Claudio Schuftan of the People’s Health Movement in Vietnam doesn’t thinks so. “I want to congratulate Mr. Hammond for bringing high tech equipment to rural areas where there is no electricity, and no way to repair the equipment that has broken down,” he said. “And last but not least for creating a system of dependency in an environment where most of us sitting in this room are trying to resolve the problems of health distribution from a completely different angle.”
Hammond replied that Ashoka is aware of the hostility from some quarters to private sector approaches. “But we want to emphasize that this work is being carried out by social enterprises, which have been launched by NGOs. It uses market techniques, because that’s how you get efficiency in the distribution system.”

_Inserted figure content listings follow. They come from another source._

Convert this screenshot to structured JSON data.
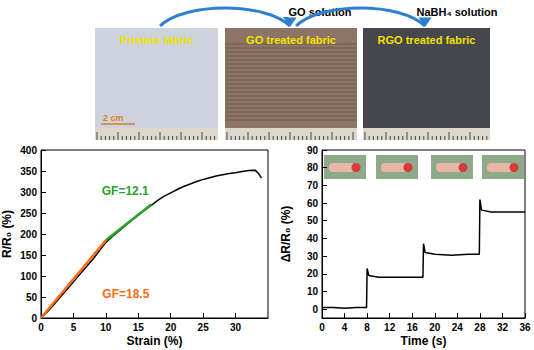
{
  "figure": {
    "steps": [
      "GO solution",
      "NaBH₄ solution"
    ],
    "photos": [
      {
        "label": "Pristine fabric",
        "scale_bar": "2 cm"
      },
      {
        "label": "GO treated fabric"
      },
      {
        "label": "RGO treated fabric"
      }
    ]
  },
  "chart_data": [
    {
      "type": "line",
      "x_label": "Strain (%)",
      "y_label": "R/R₀ (%)",
      "xlim": [
        0,
        35
      ],
      "ylim": [
        0,
        400
      ],
      "xticks": [
        0,
        5,
        10,
        15,
        20,
        25,
        30
      ],
      "yticks": [
        0,
        50,
        100,
        150,
        200,
        250,
        300,
        350,
        400
      ],
      "grid": false,
      "series": [
        {
          "color": "#000000",
          "x": [
            0,
            1,
            2,
            3,
            4,
            5,
            6,
            7,
            8,
            9,
            10,
            11,
            12,
            13,
            14,
            15,
            16,
            17,
            18,
            19,
            20,
            21,
            22,
            23,
            24,
            25,
            26,
            27,
            28,
            29,
            30,
            31,
            32,
            33,
            33.5,
            34
          ],
          "values": [
            0,
            15,
            32,
            50,
            68,
            86,
            104,
            122,
            140,
            160,
            180,
            194,
            207,
            220,
            233,
            245,
            257,
            268,
            280,
            290,
            298,
            306,
            313,
            319,
            325,
            330,
            334,
            338,
            341,
            344,
            346,
            349,
            351,
            352,
            345,
            333
          ]
        },
        {
          "color": "#ff6a13",
          "x": [
            0,
            10
          ],
          "values": [
            0,
            185
          ],
          "label": "GF=18.5"
        },
        {
          "color": "#2ca02c",
          "x": [
            10,
            17
          ],
          "values": [
            185,
            270
          ],
          "label": "GF=12.1"
        }
      ]
    },
    {
      "type": "line",
      "x_label": "Time (s)",
      "y_label": "ΔR/R₀ (%)",
      "xlim": [
        0,
        36
      ],
      "ylim": [
        -5,
        90
      ],
      "xticks": [
        0,
        4,
        8,
        12,
        16,
        20,
        24,
        28,
        32,
        36
      ],
      "yticks": [
        0,
        10,
        20,
        30,
        40,
        50,
        60,
        70,
        80,
        90
      ],
      "grid": false,
      "series": [
        {
          "color": "#000000",
          "x": [
            0,
            2,
            4,
            6,
            7.9,
            8,
            8.3,
            10,
            13,
            16,
            17.9,
            18,
            18.3,
            20,
            23,
            26,
            27.9,
            28,
            28.3,
            30,
            33,
            36
          ],
          "values": [
            1,
            1,
            0.5,
            1,
            1,
            23,
            19,
            18,
            18,
            18,
            18,
            37,
            32,
            31,
            30.5,
            31,
            31,
            62,
            56,
            55,
            55,
            55
          ]
        }
      ]
    }
  ]
}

Ashoka has carefully surveyed the families participating in the pilot study, Hammond added, “and they like the service. They think it treats them better than the other services available to them, and they consider it very affordable.” Perhaps more important, he said, was the fact that, on the basis of the pilot study to date, the Indian government has requested 600 additional units.
No innovation is a panacea. But if telemedicine is truly able to bridge the urban-rural divide, it would address an issue at the heart of health care in the developing world. Should it be implemented? Is it sustainable? And who should decide?